A chloride-bicarbonate exchanging anion carrier in vascular smooth muscle of the rabbit

Abstract

Cl⁻ efflux into various incubation media (PSS) was studied in pieces of rabbit aortae loaded with³⁶Cl. Replacement of HCO ⁻₃ /CO₂ by HEPES/O₂ in the PSS increased the rate of Cl⁻ efflux by a factor of 2.4. This effect was suppressed in Cl⁻-free PSS containing isethionate, propionate, or benzenesulfonate, but not in NO ⁻₃ -PSS, or Br⁻-PSS. The stimulant effect of HCO ⁻₃ withdrawal on Cl⁻ efflux was reduced by 140 μM DIDS, but not by 1 mM furosemide.
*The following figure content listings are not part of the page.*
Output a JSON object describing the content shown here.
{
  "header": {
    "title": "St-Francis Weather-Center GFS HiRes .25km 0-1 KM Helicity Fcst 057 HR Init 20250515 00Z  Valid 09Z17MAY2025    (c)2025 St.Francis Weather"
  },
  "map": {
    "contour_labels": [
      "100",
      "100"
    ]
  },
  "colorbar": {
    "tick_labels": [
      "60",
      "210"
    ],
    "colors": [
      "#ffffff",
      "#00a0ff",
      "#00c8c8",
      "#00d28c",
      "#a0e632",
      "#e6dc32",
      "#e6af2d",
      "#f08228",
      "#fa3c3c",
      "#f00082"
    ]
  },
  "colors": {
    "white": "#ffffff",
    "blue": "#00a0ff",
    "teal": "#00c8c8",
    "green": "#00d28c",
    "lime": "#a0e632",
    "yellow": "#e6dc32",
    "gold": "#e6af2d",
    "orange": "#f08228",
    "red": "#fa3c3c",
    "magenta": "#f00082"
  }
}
The Cl⁻ effux was temperature-dependent (Q₁₀=2.3–2.5), and it was not affected on depolarisation by high [K⁺]₀. — The [Cl⁻]_i of rabbit aorta determined by uptake studies with³⁶Cl, decreased slightly (by 15%) below controls in PSS containing 140 μM DIDS, but drastically (from 32.6 to 13.5 mM, i.e. by 59%) in PSS containing 1 mM furosemide. — Withdrawal of HCO ⁻₃ /CO₂ depolarized rabbit pulmonary artery in standard PSS and in Br⁻-PSS or NO ⁻₃ -PSS, but not in benzenesulfonate-PSS. — The pH_i of rabbit aorta determined by the distribution of (¹⁴C)-DMO, increased in Cl⁻-free PSS containing isethionate or glucuronate. — It is concluded that transport mechanisms play a major role in the distribution of Cl⁻ in vascular smooth muscle, and that a membrane anion carrier operates in this tissue which can transport Cl⁻ and HCO ⁻₃ across the cell membrane. This mechanism seems to be involved in the regulation of pH_i. However, the known high [Cl⁻]_i of vascular smooth muscle is rather mediated by the furosemide-sensitive Na−K−Cl cotransport than by this anion carrier.